CHARLESTON, W.Va. -- A Mineral County soldier who was tortured and killed by the Germans during World War II will be remembered during a presentation Wednesday in Charleston.
Piedmont native T.J. Coleman will bring the Aubrey Stewart Project to the Culture Center and the state Capitol Complex at 6 p.m. Wednesday. Coleman has made it his mission to tell the story of Sgt. James Aubrey Stewart, a black soldier who was murdered with 10 others during the Battle of the Bulge.
Stewart, also of Piedmont, was a member of the all-black 333rd Field Artillery Battalion that served in Europe. The unit was overrun during the German surprise attack of Dec. 16, 1944, that came to be known as the Battle of the Bulge.

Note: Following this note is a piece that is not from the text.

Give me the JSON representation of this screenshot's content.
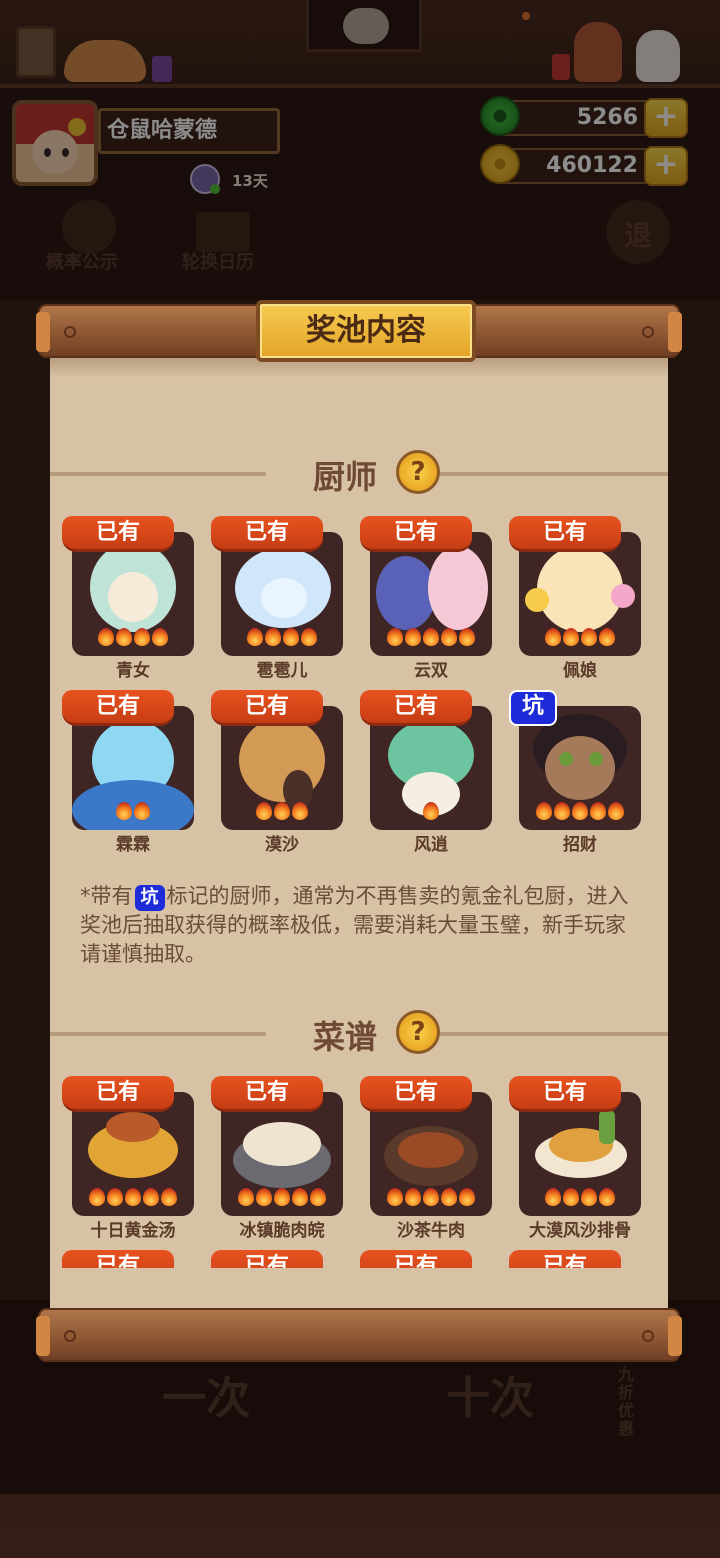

A Belgian family put up 11 survivors of the unit -- including Stewart -- in a barn in a town called Wereth to hide them from the Germans. But the Germans found out and captured the men.
The Germans beat the black soldiers with rifle butts, stabbed them with bayonets and shot them, then left them to die in a ditch, but the soldiers never told the Germans who had hidden them. The black soldiers came to be known as the Wereth 11.
Their stories were told in a film that debuted on the National Geographic channel in 2011.
Coleman found out about Stewart from a relative in Piedmont. He made a vow to tell Stewart's story and to use the experience to promote racial understanding.
State lawmakers are expected to rename the road between Piedmont and Keyser in Stewart's honor on Thursday.